In December, another sad event happened, Shelley’s wife Harriet had committed suicide too. Still, Percy and Mary got married shortly afterwards. The marriage denoted Mary’s reconciliation with her father, for she had not spoken with him since her elopement. Although W. Godwin detested marriage in theory, his opinion was different when it came to his daughter. Although devoted to her husband, their marriage had not been the easiest. Wherever Shelley went, the children seemed to follow. Free love had its price.

In 1818, the couple went to Italy with no intentions of returning. Once there, they never settled in one place for too long. Time was spent in socialising, writing, reading, learning and sightseeing. However, their ‘Italian adventure‘ was overshadowed by personal tragedies and infidelities. Mary, who had inherited her mother’s melancholic streak, became depressed and isolated after the loss of her children, William and Clara.
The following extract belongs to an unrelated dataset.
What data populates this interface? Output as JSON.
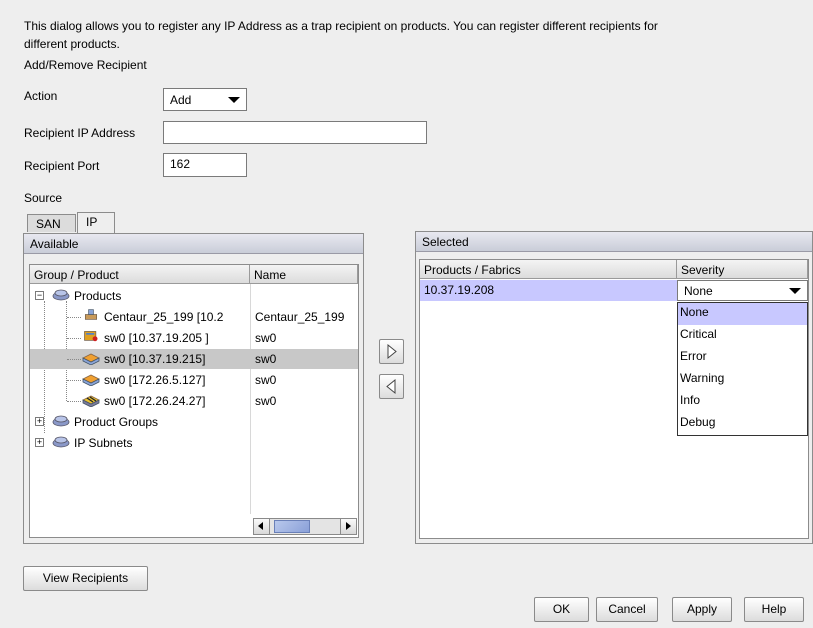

Percy sought happiness outside the family home, and in December 1818 Shelley’s daughter was born by an unmarried woman. Still, Shelley expressed Mary’s isolation from him:

My dearest Mary, wherefore hast thou gone,

And left me in this dreary world alone?

Thy form is here indeed—a lovely one—

But thou art fled, gone down a dreary road

That leads to Sorrow’s most obscure abode.

For thine own sake I cannot follow thee

Do thou return for mine.

1889. The Funeral of Shelley by Louis Edouard Fournier

Years spent in Italy were the most creative and intellectually active period in their lives. In the Summer of 1822, the couple moved to isolated Villa Magni, in San Terenzo in the Bay of Lerici. On 8 July the same year, Mary’s life was struck by a sad event, again – Percy drowned while sailing back from Livorno to Lerici after meeting with Leigh Hunt and discussing their newly printed journal, The Liberal. Mary dedicated the rest of her life to preserving Shelley’s poems from falling into oblivion.